'Chiudiamo Al Karama', il flash mob di Fratelli d’Italia davanti al campo rom

La manifestazione questa mattina davanti alla struttura di accoglienza a Borgo Bainsizza

Flash mob davanti al campo rom Al Karama questa mattina: a metterlo in atto il coordinamento comunale di Fratelli d’Italia. Hanno partecipato all’iniziativa insieme al coordinatore comunale Gianluca Di Cocco, la promotrice dell’iniziativa Daniela Vivolo, i consiglieri comunali Matilde Celentano e Andrea Marchiella oltre ad alcuni cittadini residenti nella zona.

“L’iniziativa di oggi – ha sottolineato spiega Daniela Vivolo – segue un percorso che stiamo portando avanti a livello politico e istituzionale per arrivare alla chiusura di questo centro di degrado. Con il gruppo consiliare lo scorso dicembre abbiamo presentato un’interrogazione per conoscere ciò che sta facendo il Comune di Latina per Al Karama, e per ammissione del vicesindaco e assessore alla legalità e sicurezza Paola Briganti, il campo rom non è autorizzato e presenta gravi carenze igienico sanitarie. Ciò nonostante l’Assessore ha annunciato che con la Regione Lazio, proprietaria del campo, il Comune sta per stipulare una nuova convenzione per la gestione di Al Karama. Per questo abbiamo coinvolto la Regione attraverso il nostro consigliere Giancarlo Righini che ha presentato un’interpellanza sollecitando l’immediata chiusura della struttura”.  

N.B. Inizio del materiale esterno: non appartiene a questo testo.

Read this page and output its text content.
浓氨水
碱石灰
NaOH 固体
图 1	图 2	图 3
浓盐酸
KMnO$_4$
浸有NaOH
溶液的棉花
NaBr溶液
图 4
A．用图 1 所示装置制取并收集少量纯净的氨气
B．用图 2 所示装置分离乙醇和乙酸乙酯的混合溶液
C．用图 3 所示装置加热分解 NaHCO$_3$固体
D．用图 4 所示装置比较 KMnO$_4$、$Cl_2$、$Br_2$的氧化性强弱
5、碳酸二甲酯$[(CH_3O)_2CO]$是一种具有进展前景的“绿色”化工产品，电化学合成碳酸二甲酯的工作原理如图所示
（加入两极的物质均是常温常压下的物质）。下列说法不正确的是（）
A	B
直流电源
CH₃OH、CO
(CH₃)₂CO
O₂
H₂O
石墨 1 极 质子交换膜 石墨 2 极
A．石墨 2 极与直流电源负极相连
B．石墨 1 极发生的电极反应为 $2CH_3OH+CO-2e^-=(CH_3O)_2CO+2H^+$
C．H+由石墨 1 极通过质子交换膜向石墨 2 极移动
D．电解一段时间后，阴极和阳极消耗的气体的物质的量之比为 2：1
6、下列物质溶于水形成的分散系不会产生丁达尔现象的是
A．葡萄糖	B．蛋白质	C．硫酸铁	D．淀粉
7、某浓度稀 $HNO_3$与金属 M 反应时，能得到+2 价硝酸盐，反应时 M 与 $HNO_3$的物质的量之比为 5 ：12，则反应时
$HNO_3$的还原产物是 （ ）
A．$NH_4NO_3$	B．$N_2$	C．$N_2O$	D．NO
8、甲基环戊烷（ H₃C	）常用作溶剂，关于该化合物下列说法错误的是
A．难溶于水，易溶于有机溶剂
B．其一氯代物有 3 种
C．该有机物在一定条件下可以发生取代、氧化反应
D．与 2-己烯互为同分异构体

“Non è la prima volta che interveniamo su Al Karama – sottolinea Gianluca Di Cocco, coordinatore comunale di Fratelli d’Italia - nel campo ci sono minori, che vivono in condizioni pietose e non sappiamo neanche se vanno a scuola. Borgo Bainsizza e Borgo Montello sembrano essere stati dimenticati dalle istituzioni, nonostante i quotidiani disagi dovuti alla presenza del campo rom, della discarica e del pollificio. È giunto il momento che gli organi preposti a partire dal sindaco di Latina e dal presidente della Regione prendano una posizione forte. Al Karama deve essere sgomberato e demolito”.

“Continuano le nostre iniziative per arrivare alla chiusura del campo rom – conclude il senatore Nicola Calandrini – non è tollerabile che Al Karama possa restare in piedi senza autorizzazioni e in condizioni di degrado lampanti”.